Regular Expression Package for Java

Here's a simple RE compiler/matcher for Java. See the documentation comments
in starwave/util/regexp/Regexp.java for details. Here's an excerpt from the
class documentation:

/**
 * Here's an example of how to use this class:
 *      import starwave.util.regexp.*;
 *
 *      Regexp reg = Regexp.compile("^([a-z]*) ([0-9]*)");
 *      String buffer = readFileIntoString("somefile.text");
 *      Result result;
 *      int pos = 0;
 *
 *      while ((result = reg.searchForward(buffer, pos)) != null) {
 *          System.out.println("Matched " + result.getMatch(1)
 *              + " and " + result.getMatch(2));
 *          pos = result.matchEnd() + 1;
 *      }
 */

Anyway, it's pretty simple, and fairly complete. It's modeled after the perl
expressions, but I am sure it's not highly optimized like perl expressions
are. It supports:

     char Match any character literally that doesn't have special
          significance. Below are characters with special significance. You
          can backslash special characters to have them treated as literals.
     .    Match any character.
     [...]
          Match any in a class of characters, e.g., [a-z] matches all the
          characters between 'a' and 'z' (inclusive).
     [^...]
          Match any NOT in a class of characters, e.g., [^a-z] matches all
          characters NOT between 'a' and 'z' (inclusive).
     \s   Matches a white space character (Space, Linefeed, Return, Tab).
     \S   Matches a non-white space character.
     \w   Matches word characters, e.g., same as [a-zA-Z0-9_]
     \W   Matches non-word characters (opposite of \w)
     \d   Matches digits 0-9.
     \D   Matches everything except 0-9.
     \n, \r, \f, \t
          Matches NL, CR, FF, TAB respectively.
     $    Matches at the end of a line.
     ^    Matches at the beginning of a line.
     \b   Matches if at a word boundery (consumes no characters).
     \B   Matches if NOT at a word boundery.
     (    Marks beginning of a group of matched characters.
     )    Marks ending of a group of matched characters.
     |    NEW!
          Separates two alternative matches, e.g., abc|def matches abc or
          def. Parentheses are used to specify precedence, and "|" is by
          default the lowest precedence.
     \0, ..., \9
          Matches a previous (parenthisized) group of matched characters.
     +    Match one or more occurrences of previous RE
     *    Match zero or more occurrences of previous RE
     ?    Match zero or one occurrences of previous RE

NOTE: you have to put double back-slashes in your RE's when you supply them
in Java Strings, which is a real pain in the ass. Wouldn't it be nice if
Java had a mechanism for specifying regular expressions? Something like with
perl:

        /^this is a* regular expression$/

I have been using this package for 5 months now, and I haven't had any
problems with it. The main problem, though, is that under some circumstances
it is really slow. For instance, if you are searching for something using
the ".*" notation, it can be very slow because it spends an awful lot of
time back-tracking on ultimately failing searches. It's made even slower by
the way I implement it, which involves method calls (which are horribly slow
in java) as opposed to a really tight byte-code interpreter for REs, which
is how it's often done. I might rewrite that aspect of it as well.

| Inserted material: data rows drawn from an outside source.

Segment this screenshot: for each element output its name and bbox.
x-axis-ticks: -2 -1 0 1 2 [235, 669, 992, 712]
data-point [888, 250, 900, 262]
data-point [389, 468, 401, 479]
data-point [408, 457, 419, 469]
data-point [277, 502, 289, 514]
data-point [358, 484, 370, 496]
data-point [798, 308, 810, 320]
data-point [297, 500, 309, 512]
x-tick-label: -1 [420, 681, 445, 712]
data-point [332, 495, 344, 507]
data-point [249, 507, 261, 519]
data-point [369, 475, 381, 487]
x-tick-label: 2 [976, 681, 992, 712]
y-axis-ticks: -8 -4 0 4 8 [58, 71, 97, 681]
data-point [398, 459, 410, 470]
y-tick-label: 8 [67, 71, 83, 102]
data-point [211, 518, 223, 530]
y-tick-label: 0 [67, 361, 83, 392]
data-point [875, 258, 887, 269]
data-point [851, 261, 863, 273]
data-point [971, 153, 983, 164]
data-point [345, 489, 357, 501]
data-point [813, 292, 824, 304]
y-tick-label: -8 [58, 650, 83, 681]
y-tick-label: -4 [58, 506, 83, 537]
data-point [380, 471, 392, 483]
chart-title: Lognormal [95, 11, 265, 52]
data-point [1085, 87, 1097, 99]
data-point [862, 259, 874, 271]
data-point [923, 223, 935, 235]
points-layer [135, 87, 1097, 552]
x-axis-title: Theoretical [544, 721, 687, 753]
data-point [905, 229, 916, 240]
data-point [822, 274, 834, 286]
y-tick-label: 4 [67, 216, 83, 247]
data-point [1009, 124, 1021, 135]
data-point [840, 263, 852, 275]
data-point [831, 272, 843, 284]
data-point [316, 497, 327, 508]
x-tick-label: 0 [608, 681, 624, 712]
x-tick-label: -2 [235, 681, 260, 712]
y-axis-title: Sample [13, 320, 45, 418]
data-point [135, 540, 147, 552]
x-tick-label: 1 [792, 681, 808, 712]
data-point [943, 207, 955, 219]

What I need to do is learn about massive optimization techniques. For
instance, is it possible for me to search first for the literal part of the
regular expression, and then work my way backward for the part to the left
of the literal, and then forward for the part AFTER the literal? What do I
know?
----------------------------------------------------------------------------
Grab the tar file (not compressed, because our daemon does the wrong thing
with .Z files). Let me know what you think.

The tar file turns into

        starwave/util/regexp/*.java

You can say or "javac starwave/util/regexp/*.java" to compile it, and put
the top-level starwave directory in your classpath to use it.